BGH 5. Strafsenat, Urteil vom 19.12.2024, AZ 5 StR 588/24, ECLI:DE:BGH:2024:191224U5STR588.24.0
Verfahrensgang
vorgehend BGH, 19. November 2024, Az: 5 StR 588/24, Beschluss
vorgehend LG Zwickau, 16. Mai 2024, Az: 1 Ks 300 Js 14196/23
Tenor
1. Auf die Revision der Staatsanwaltschaft wird das Urteil des Landgerichts Zwickau vom 16. Mai 2024 mit den Feststellungen aufgehoben.

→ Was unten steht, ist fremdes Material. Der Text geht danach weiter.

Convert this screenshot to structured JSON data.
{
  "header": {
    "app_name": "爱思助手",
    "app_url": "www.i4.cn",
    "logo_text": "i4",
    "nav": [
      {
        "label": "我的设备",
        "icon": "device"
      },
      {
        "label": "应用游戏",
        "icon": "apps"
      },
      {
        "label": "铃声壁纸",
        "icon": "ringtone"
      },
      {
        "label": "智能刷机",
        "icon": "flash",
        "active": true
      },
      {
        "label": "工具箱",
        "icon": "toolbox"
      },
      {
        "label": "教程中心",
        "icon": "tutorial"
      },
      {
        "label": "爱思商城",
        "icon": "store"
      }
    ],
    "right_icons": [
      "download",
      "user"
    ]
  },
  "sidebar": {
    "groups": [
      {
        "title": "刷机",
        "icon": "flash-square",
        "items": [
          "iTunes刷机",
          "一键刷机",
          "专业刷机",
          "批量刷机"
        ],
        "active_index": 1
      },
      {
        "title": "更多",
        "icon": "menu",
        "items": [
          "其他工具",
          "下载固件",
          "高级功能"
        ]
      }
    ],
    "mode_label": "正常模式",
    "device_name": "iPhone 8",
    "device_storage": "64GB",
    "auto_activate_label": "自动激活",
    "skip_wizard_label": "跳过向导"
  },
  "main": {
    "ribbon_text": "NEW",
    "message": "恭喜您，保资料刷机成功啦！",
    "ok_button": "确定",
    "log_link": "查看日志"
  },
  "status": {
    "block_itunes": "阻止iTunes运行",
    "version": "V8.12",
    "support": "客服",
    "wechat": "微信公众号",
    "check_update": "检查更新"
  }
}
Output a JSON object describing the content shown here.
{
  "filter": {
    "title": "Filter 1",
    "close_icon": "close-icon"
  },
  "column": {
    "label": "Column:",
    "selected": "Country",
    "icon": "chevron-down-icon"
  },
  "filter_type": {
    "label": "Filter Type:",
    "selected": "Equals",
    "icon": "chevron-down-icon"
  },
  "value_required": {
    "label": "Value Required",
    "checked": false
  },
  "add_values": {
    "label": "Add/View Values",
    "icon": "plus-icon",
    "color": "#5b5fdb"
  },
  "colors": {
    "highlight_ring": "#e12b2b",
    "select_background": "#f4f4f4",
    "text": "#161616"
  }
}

Die Sache wird zu neuer Verhandlung und Entscheidung, auch über die Kosten dieses Rechtsmittels, an eine andere Schwurgerichtskammer des Landgerichts zurückverwiesen.
2. Die Revision des Angeklagten gegen das vorbenannte Urteil wird verworfen.
Er hat die Kosten seines Rechtsmittels und die der Nebenklägerin hierdurch entstandenen notwendigen Auslagen zu tragen.
– Von Rechts wegen –
Gründe
1
Das Landgericht hat den Angeklagten wegen Totschlags zu einer Freiheitsstrafe von vier Jahren und sechs Monaten verurteilt. Hiergegen wenden sich die Staatsanwaltschaft mit ihrer vom Generalbundesanwalt vertretenen Revision und der Angeklagte mit seinem Rechtsmittel. Während die Revision der Staatsanwaltschaft Erfolg hat, ist diejenige des Angeklagten unbegründet.
I.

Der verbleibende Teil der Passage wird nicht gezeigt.